Friday, May 19, 2017

CAMPAIGN PROJECT




Presidential Election Season is upon us, American Government students.  We are creating campaign blogs and running candidates for our Presidential Campaign Simulation.  Election Day is TUESDAY 5/30. Your respective classes A-Block Honors and C-Block Honors will follow the same project criteria listed on the Presidential Campaign Project page to the right. Be creative, budget your time wisely and have fun. May the best man or woman win!

Monday, April 10, 2017

Murder of Emmett Till: Resources and Articles


Background Articles on Dayna Schultz's Open Casket painting at The Whitney Museum, NYC:

New York Times, "White Artist's Painting of Emmett Till at Whitney Biennial Draws Protests"
New York Times, "Should Art That Infuriates Be Removed?"

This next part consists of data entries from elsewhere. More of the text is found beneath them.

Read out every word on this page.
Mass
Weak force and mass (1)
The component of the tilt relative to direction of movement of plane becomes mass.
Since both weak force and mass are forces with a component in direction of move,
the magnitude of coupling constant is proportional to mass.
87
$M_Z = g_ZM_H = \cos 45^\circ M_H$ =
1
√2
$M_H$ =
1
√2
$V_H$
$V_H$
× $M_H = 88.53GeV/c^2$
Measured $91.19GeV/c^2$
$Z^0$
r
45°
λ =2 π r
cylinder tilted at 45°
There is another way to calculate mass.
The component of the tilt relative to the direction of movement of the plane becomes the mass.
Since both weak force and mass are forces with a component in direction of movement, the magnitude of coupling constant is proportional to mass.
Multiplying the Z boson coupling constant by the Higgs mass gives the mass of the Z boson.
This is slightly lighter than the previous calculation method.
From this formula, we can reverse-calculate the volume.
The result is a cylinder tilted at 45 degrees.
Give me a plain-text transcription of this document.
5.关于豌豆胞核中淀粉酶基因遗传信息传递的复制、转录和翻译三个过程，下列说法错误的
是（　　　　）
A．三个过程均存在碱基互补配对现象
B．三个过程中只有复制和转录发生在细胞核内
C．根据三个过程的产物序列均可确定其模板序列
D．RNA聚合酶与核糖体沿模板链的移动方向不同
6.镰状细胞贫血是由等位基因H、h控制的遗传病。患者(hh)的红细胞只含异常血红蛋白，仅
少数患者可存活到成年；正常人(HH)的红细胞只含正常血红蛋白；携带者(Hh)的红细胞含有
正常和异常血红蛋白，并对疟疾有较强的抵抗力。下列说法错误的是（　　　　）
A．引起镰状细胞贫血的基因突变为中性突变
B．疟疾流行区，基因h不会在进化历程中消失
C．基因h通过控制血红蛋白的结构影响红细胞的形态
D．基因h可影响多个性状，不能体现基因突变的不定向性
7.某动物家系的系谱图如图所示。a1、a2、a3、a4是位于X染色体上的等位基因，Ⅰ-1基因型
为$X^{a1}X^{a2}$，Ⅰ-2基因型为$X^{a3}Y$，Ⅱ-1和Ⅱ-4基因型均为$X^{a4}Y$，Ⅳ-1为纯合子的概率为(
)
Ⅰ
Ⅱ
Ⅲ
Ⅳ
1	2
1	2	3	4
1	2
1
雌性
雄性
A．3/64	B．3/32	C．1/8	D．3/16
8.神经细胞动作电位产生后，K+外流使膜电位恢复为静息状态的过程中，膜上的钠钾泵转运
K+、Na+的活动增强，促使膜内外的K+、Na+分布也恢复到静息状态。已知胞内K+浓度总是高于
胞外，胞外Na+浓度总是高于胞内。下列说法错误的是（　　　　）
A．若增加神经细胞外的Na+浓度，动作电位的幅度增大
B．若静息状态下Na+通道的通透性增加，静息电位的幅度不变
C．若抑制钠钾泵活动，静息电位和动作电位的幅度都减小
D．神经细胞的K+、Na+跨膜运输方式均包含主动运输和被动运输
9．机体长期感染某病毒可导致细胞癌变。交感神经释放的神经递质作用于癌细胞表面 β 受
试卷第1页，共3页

     Central to the protest of Schultz's painting, is the question of whether white artists have certain topics that are off limits to them, because of their racial identity. Perhaps because these racialized topics are a part of an historical pattern of appropriating and stereotyping the stories and images of African Americans, or, perhaps, because white artists should not presume to speak to the African American experience in the United States. Below I have included two earlier works that touch on African American experience and represent a racial "cross-over" in art. The famous jazz singer, Billie Holiday, recorded, "Strange Fruit",  but the powerful lyrics were written by a white, Jewish schoolteacher and songwriter named Abel Meeropol. Following is a Bob Dylan ballad that was written in 1962 and released in 2010 specifically about the murder of Emmett Till. Consider if you think these songs are successful. Why or why not? This work gets to the heart of free speech and the role of art in American Society as well as the right of marginalized groups to control and produce the narrative and imagery of their experiences.


Lyrics
Southern trees bear strange fruit
Blood on the leaves and blood at the root
Black bodies swinging in the southern breeze
Strange fruit hanging from the poplar trees
Pastoral scene of the gallant south
The bulging eyes and the twisted mouth
Scent of magnolias, sweet and fresh
Then the sudden smell of burning flesh
Here is fruit for the crows to pluck
For the rain to gather, for the wind to suck
For the sun to rot, for the trees to drop
Here is a strange and bitter crop
Written by Lewis Allan, Maurice Pearl, Dwayne P Wiggins • Copyright © Warner/Chappell Music, Inc


The Death of Emmett Till
"Twas down in Mississippi no so long ago,
When a young boy from Chicago town stepped through a Southern door.
This boy's dreadful tragedy I can still remember well,
The color of his skin was black and his name was Emmett Till.
Some men they dragged him to a barn and there they beat him up.
They said they had a reason, but I can't remember what.
They tortured him and did some evil things too evil to repeat.
There was screaming sounds inside the barn, there was laughing sounds out on the street.
Then they rolled his body down a gulf amidst a bloody red rain
And they threw him in the waters wide to cease his screaming pain.
The reason that they killed him there, and I'm sure it ain't no lie,
Was just for the fun of killin' him and to watch him slowly die.
And then to stop the United States of yelling for a trial,
Two brothers they confessed that they had killed poor Emmett Till.
But on the jury there were men who helped the brothers commit this awful crime,
And so this trial was a mockery, but nobody seemed to mind.
I saw the morning papers but I could not bear to see
The smiling brothers walkin' down the courthouse stairs.
For the jury found them innocent and the brothers they went free,
While Emmett's body floats the foam of a Jim Crow southern sea.
If you can't speak out against this kind of thing, a crime that's so unjust,
Your eyes are filled with dead men's dirt, your mind is filled with dust.
Your arms and legs they must be in shackles and chains, and your blood it must refuse to flow,
For you let this human race fall down so God-awful low!
This song is just a reminder to remind your fellow man
That this kind of thing still lives today in that ghost-robed Ku Klux Klan.
But if all of us folks that thinks alike, if we gave all we could give,
We could make this great land of ours a greater place to live.
Songwriters: Bob Dylan
The Death of Emmett Till lyrics © Bob Dylan Music Co.

Monday, March 20, 2017

PBS Liberty - Blows Must Decide


Please watch the above episode from the PBS Film Series, Liberty. In this episode, Blows Must Decide, colonists undergo a transformation from Englishmen to Americans. A series of events push the colonists closer to severing ties with Great Britain. Create a timeline of the important events that push the colonists to sever ties with Great Britain and lead up to the signing of the Declaration of Independence.